I spent the past week at the Digital Humanities Summer Institute at the University of Victoria in British Columbia, learning (among other things) how to use the Text Encoding Initiative guidelines to create digital editions of manuscript documents. I practiced on a set of seventeenth-century manuscript newsletters from the Bodleian Library’s Carte collection, which I took photos of during a research trip last summer. I’m hoping to use these samples to develop a grant proposal for a larger scale project for archiving newsletters, which are totally unavailable in digital form. Most researchers of early news circulation misunderstand these incredibly rich historical sources because they are so hard to access—located in often distant library archives and sometimes misclassified as personal letters.
In addition to this exciting future project (add it to the Future Projects List!), the course got me thinking about the role those in the digital humanities should play in changing definitions of reading and literacy within English departments.

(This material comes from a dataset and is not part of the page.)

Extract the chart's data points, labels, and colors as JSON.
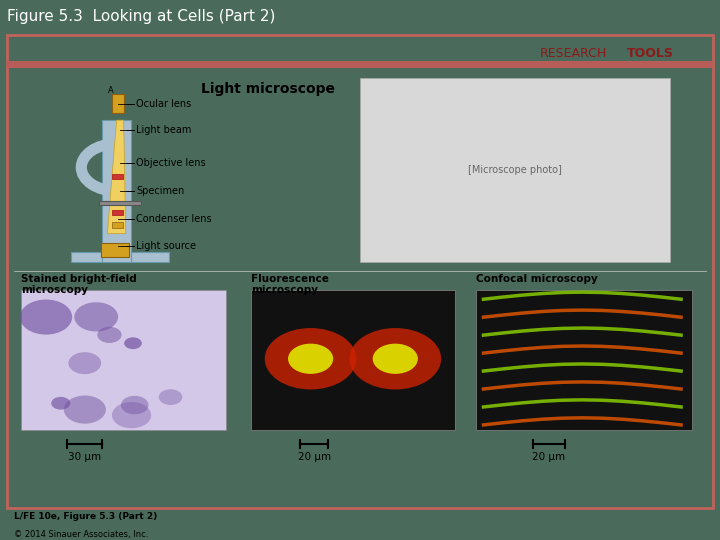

The documents I produced are supposed to be digital transcriptions of an existing hard-copy text, and I did my best to encode all the features of my source, from alternate spellings to shifts in handwriting. At the same time, I was both adding significant information to the document and providing my own interpretation of it. TEI allows users to create lists of people and places (to take two major categories) associated with texts. Therefore, my digital edition of just two four-page newsletters includes biographies of people from Thomas Carte, the eighteenth-century collector of the documents, to King Charles II, who appears as a topic of news. I also encoded a list of places mentioned in the news articles, providing coordinate points for the cities. This information clearly offers the researcher much more than does the original document.
It seems that code literacy—whether in TEI (which is based on XML), HTML, Java, or other coding languages—will increasingly be accepted as a new form of linguistic competency. Already, some graduate programs are allowing these skills to take the place of the traditional foreign-language requirement. And we could do more to connect our existing pedagogical technique of close reading with such new literacies. An insightful investigator could draw out many of the interpretive choices I made in marking up this document just from carefully reading the code. For example, I decided that it was important to correct archaic spellings—”haue” to “have,” “kingdome” to “kingdom”—but not to regularize capitalization. A student might ask: Why did I make this decision? What does it say about my goals for the markup and its application? (Answer: I would want the digital edition to be easily searchable, which is generally not affected by capitalization). As literature departments become more interdisciplinary and linguistically diverse, it should be a priority to marry our traditional pedagogical and methodological techniques with these emerging forms of literacy.